Man mano la catalogazione prendeva forma, compresi che la sua grandezza originava – oltre che nelle doti d’intelligenza, nelle geniali intuizioni, nella determinazione da “missionario”, nel naturale carisma – dall’’”abbeveramento” continuo all’enorme giacimento letterario di cui poteva disporre, su cui si era formato e, attenzione, continuava a formarsi: documentarsi era per lui necessità, leggere vitale. Un dettaglio su tutti: nel suo studio, uno scaffale solo per i dizionari; gli chiesi un giorno, con ingenuità tutta giovanile, perché ne faceva uso, lui che – pensavo – non ne aveva bisogno; risposta: “Le parole hanno sfumature, voglio essere sicuro di utilizzare sempre quella giusta” (umiltà?, pignoleria? Per me, anche questa una lezione).

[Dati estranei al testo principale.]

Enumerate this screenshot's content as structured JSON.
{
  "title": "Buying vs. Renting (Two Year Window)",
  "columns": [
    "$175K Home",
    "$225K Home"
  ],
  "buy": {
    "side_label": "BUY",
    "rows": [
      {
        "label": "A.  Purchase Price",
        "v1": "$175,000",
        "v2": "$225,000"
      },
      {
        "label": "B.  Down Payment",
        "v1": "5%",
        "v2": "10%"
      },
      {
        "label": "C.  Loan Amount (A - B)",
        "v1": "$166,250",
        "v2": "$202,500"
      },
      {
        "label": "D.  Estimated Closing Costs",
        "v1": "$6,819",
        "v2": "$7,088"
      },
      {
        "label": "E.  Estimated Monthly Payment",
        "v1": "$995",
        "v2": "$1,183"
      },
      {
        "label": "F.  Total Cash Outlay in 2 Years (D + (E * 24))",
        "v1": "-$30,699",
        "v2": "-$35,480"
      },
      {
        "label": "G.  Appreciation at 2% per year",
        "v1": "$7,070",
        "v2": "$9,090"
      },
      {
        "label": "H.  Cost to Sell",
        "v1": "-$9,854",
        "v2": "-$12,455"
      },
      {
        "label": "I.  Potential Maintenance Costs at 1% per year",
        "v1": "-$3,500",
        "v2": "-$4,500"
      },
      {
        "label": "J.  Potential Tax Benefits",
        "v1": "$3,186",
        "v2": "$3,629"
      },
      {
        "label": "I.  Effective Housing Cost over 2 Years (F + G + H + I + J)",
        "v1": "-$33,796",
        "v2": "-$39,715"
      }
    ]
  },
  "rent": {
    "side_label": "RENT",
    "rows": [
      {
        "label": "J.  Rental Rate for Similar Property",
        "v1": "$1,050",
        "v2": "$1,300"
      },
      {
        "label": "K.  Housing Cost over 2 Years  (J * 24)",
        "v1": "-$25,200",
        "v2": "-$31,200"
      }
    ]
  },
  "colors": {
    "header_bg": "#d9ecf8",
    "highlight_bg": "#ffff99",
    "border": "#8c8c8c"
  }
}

Fu soddisfatto del mio lavoro. Me ne propose uno nuovo, curiosissimo: un libro sugli aspetti negativi della società e del popolo svizzeri. Io, forse contro la sua convinzione, non mi scomposi, sia per incoscienza sia – coincidenza incredibile, ma stetti zitto – per una sufficiente preparazione sull’argomento, grazie a ricerche liceali, tornate utilissime. Gli chiesi un mese e mezzo di tempo; puntuale, gli portai il mio piano dell’opera, con sua (compiaciuta) sorpresa. Non passò molto tempo, mi chiamò e mi svelò trattarsi di un “test”; siccome l’avevo superato, potevo cominciare a lavorare con/per lui. Cominciai.
Quasi 20 anni. Tanto è durato il nostro rapporto, interrotto solo dalla sua scomparsa.
Tempo in cui ho vissuto molteplici esperienze (con e senza di lui), incontrato innumerevoli persone, appreso – della vita e della professione – un po’.
Mi si chiedesse “ma per cosa si è battuto Veronelli?”, non avrei esitazioni: per una società nuova e giusta, al centro l’Uomo e la Terra.
Gian Arturo Rota
Gian Arturo Rota, 46 anni, studi umanistici, è cresciuto professionalmente con Luigi Veronelli, sino a divenire amministratore della sua casa editrice. E’ stato curatore della guida I Ristoranti; autore di Sagre e feste d’Italia, del Dizionarietto gastronomico (per Veronelli Editore), de Mangiare Lungocosta (per Class Editori); giurato al concorso Uovo d’Oro (per La prova del cuoco); vice-presidente di giuria del Premio Luigi Veronelli.